Robert Doisneau : La (...)

Robert Doisneau : La poésie du quotidien

Avec l’exposition consacrée à Robert Doisneau, le Musée de la Photographie Charles-Nègre de Nice nous reporte vers des années que les moins de vingt ans ne peuvent pas connaître, et les générations un peu plus anciennes non plus... Il faut d’abord surmonter un a priori, celui des clichés vus et re-vus, beaucoup étant devenus célèbres et même iconiques, comme le fameux « Baiser de l’Hôtel de Ville » qui a fait le tour du monde et symbolise Paris et son art de vivre.

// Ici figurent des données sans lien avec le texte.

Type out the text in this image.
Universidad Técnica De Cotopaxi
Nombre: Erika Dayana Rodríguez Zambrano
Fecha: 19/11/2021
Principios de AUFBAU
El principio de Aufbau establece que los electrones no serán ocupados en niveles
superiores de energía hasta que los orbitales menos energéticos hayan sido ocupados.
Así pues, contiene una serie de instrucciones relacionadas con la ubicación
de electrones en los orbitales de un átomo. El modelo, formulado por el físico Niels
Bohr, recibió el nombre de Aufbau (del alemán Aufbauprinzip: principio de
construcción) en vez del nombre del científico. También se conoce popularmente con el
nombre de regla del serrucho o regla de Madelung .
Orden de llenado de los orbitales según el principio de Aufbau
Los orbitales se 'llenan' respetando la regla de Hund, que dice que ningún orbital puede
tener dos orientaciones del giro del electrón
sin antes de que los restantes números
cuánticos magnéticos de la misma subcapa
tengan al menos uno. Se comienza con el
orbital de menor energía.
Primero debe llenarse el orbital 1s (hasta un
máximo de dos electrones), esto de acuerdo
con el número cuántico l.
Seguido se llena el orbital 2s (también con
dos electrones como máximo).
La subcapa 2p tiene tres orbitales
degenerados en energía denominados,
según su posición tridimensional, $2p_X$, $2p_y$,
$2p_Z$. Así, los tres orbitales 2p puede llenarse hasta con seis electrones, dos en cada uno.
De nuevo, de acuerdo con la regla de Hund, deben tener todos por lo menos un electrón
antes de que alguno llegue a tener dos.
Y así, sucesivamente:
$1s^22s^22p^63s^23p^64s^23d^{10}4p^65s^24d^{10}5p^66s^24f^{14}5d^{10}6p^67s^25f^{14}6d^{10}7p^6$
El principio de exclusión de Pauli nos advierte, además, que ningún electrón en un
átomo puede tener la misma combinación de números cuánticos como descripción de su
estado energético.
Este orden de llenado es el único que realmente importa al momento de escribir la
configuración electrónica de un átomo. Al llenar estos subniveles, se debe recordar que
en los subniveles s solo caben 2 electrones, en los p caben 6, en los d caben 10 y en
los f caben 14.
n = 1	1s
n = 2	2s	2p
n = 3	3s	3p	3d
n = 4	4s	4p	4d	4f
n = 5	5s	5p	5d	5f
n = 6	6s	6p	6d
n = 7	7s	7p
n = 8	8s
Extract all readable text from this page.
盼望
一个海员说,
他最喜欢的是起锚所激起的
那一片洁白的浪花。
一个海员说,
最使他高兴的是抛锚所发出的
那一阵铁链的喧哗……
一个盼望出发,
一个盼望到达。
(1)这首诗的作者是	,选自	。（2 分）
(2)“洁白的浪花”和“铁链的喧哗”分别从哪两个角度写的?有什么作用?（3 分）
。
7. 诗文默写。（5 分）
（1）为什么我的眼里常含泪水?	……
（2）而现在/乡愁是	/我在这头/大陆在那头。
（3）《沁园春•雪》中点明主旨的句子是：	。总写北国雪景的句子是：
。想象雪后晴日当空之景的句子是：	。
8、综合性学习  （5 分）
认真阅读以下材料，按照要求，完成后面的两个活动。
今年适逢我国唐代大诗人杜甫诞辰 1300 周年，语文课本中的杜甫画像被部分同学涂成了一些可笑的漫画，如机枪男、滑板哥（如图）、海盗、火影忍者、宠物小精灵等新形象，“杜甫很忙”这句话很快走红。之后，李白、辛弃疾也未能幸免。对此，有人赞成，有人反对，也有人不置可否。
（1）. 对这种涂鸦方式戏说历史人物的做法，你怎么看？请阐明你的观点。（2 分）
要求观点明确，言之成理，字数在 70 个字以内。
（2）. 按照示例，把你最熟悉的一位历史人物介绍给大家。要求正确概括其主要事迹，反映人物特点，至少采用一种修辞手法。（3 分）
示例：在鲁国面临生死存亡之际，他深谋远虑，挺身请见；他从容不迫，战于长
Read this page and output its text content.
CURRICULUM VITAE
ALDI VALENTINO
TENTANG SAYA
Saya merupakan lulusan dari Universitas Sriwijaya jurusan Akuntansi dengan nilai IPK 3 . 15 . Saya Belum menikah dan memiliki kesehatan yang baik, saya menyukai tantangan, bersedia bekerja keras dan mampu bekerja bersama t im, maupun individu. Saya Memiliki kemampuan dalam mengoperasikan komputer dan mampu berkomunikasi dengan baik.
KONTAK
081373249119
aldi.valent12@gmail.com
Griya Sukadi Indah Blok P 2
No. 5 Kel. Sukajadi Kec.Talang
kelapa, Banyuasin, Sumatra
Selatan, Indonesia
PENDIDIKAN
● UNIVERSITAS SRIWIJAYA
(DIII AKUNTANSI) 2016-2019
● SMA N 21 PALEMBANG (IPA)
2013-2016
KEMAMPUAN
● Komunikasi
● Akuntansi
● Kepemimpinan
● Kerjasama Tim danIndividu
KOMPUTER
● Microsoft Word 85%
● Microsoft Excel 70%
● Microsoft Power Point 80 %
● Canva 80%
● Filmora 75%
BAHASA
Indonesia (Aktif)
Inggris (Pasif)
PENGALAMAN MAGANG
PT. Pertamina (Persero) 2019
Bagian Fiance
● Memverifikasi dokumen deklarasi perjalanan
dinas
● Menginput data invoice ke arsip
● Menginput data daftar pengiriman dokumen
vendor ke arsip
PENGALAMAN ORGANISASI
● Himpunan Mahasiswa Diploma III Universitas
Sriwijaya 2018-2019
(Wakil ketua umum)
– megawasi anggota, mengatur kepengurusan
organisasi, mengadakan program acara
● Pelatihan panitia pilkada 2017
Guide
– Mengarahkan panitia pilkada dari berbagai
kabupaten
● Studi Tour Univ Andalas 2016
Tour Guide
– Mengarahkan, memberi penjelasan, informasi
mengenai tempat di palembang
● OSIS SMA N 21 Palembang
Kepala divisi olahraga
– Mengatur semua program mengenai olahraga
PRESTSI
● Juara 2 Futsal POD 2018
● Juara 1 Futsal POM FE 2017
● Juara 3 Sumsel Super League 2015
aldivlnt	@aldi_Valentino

Nombreux furent édités en livres, cartes postales. Commande pour des reportages de magazines ou travail personnel de l’artiste, ils constituent le
Panthéon imaginaire d’une époque révolue. Dans l’objectif de Doisneau, les policiers portent encore des capelines qui les font ressembler à des hirondelles et les gamins à béret jouent sans surveillance dans les rues.
On mesure combien de l’eau a depuis coulé sous le pont Mirabeau...
Cependant, on ne se lasse jamais des photos de ce maître du noir et blanc, qui offre avec drôlerie et poésie une vision de la vie d’un réalisme optimiste. Outre leur intérêt artistique, elles permettent de comparer notre époque à celle que l’œil aiguisé de Doisneau a saisi, immortalisé. Le contexte n’est plus le même, le décor urbain s’est rafraichi, la mode et les comportements ont changé.

Drôle et tendre

©Robert Doisneau

En humaniste, il capte des scènes de rue cocasses, charmantes, avec leur lot d’amoureux s’embrassant, d’enfants espiègles, de personnages atypiques. Le cadrage, la discipline qu’il s’imposait explique ces rendus qui touchent directement le cœur.
Robert Doisneau est connu et apprécié aux États-Unis avant même d’y avoir mis les pieds. Ses photos sont entrées très tôt au musée. En 1948, déjà, il expose avec Brassaï, Ronis, Izis, à la Galerie Photoleague sous le titre « French Photographer’s today ». Outre-Atlantique ses tirages encore en black and white sont déjà perçus comme des œuvres d’art.
À Nice, on verra également des montages et collages moins connus, et des photos... en couleur, ce qui est assez inattendu. Car c’est seulement en 1960, époque reine du technicolor au cinéma, que le photographe ethnographique traversera l’Atlantique pour saisir sur des pellicules couleurs l’univers des riches retraités autour des golfs et des piscines à Palm Spring. Bouées cygnes, véhicules de luxe, tons flashy, robes pastel... Pour le magazine américain
Fortune, il réalise un portrait kitsch et esthétique d’une planète artificielle créée pour de grands enfants, aux couleurs surfaites, sortie de la terre stérile du Colorado.

Des clichés dont l’intérêt dépasse largement le reportage et que l’on regarde aujourd’hui avec intérêt et amusement, comme l’aurait aimé Doisneau.